The Mirabal sisters would become symbols of feminist resistance in Latin America where the 25th November was first declared International Day for the Elimination of Violence against Women in Latin America in 1980. In 1991, the Centre for Women’s Global Leadership at Rutgers University called for a global campaign of 16 Days of Activism Against Gender-Based Violence.

Today, the 16 Days of Activism Against Gender-Based Violence campaign spans almost 200 countries around the world and is one of the longest-running global campaigns against one of the most pernicious and ubiquitous violations of human rights: violence against women.

Patria, Minerva and Maria Teresa Mirabal were clubbed to death and dumped at the bottom of a cliff by the Dominican Republic’s secret police.

It was an extra-judicial execution committed by men who behaved with impunity and believed they would never be held accountable.

A situation not much different from South Africa today, where women, children and gender non-conforming people are raped, murdered, mutilated and dumped, by perpetrators who behave with impunity.

The SCI calls on President Ramaphosa to urgently establish the legislative framework required to empower the Nation’s Strategic Plan on Gender-Based Violence and Femicide.

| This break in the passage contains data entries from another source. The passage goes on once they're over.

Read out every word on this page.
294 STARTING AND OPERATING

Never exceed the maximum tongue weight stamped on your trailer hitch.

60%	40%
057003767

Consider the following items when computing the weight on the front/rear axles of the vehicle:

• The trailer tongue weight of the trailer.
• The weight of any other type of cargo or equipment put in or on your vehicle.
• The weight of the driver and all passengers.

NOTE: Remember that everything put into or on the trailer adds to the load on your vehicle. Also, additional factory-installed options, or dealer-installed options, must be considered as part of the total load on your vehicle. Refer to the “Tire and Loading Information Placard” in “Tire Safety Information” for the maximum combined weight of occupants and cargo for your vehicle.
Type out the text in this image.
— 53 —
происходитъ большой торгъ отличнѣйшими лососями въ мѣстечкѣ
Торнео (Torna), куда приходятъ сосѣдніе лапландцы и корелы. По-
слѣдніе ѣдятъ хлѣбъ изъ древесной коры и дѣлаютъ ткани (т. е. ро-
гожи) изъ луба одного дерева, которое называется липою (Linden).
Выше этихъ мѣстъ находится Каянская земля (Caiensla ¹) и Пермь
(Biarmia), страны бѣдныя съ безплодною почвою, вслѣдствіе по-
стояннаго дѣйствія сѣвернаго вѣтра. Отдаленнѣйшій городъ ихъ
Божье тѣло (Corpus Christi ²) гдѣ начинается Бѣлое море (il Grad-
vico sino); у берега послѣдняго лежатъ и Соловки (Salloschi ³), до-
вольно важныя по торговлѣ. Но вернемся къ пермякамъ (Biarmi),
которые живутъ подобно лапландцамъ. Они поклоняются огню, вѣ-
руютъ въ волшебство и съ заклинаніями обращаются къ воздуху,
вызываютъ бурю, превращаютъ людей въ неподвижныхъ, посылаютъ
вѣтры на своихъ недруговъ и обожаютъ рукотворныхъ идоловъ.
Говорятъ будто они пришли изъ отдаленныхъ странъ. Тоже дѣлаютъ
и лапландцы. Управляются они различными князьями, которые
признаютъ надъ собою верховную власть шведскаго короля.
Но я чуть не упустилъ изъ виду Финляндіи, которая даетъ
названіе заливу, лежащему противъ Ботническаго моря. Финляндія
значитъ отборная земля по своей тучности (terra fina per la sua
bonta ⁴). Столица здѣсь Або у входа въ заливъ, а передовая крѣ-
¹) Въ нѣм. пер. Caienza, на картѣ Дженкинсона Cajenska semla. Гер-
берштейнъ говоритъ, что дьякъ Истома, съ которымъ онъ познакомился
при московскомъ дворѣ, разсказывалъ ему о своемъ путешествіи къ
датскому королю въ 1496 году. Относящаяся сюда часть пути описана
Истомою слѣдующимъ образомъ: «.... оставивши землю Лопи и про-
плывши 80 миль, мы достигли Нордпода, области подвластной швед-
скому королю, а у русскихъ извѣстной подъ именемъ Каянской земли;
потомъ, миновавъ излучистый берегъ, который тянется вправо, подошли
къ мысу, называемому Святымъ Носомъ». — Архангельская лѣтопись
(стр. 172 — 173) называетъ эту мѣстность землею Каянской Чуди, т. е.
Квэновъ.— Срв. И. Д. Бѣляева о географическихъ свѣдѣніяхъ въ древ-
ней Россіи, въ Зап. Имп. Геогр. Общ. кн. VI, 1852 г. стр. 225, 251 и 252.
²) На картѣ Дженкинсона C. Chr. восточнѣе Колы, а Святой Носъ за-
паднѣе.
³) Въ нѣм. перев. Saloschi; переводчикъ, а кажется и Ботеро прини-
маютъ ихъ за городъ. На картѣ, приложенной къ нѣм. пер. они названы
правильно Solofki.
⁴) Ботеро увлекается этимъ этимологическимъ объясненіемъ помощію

Violence against women is a violation of the Constitution and a violation of the rights to equality, dignity, and freedom guaranteed by the Constitution. The attainment of women’s human rights and the end to GBV and femicide should be rooted in law and accountability.

The culture of wide-spread impunity requires proper and swift response mechanisms, informed by accountable structures and rooted in law.

While SCI welcomes the President’s remarks launching the beginning of these critical 16 Days of Activism for No Violence against Women and Children, we call on the President to address the elephant in the living room, which will continue to stymie women’s access to justice and the fight against gender-based violence and femicide.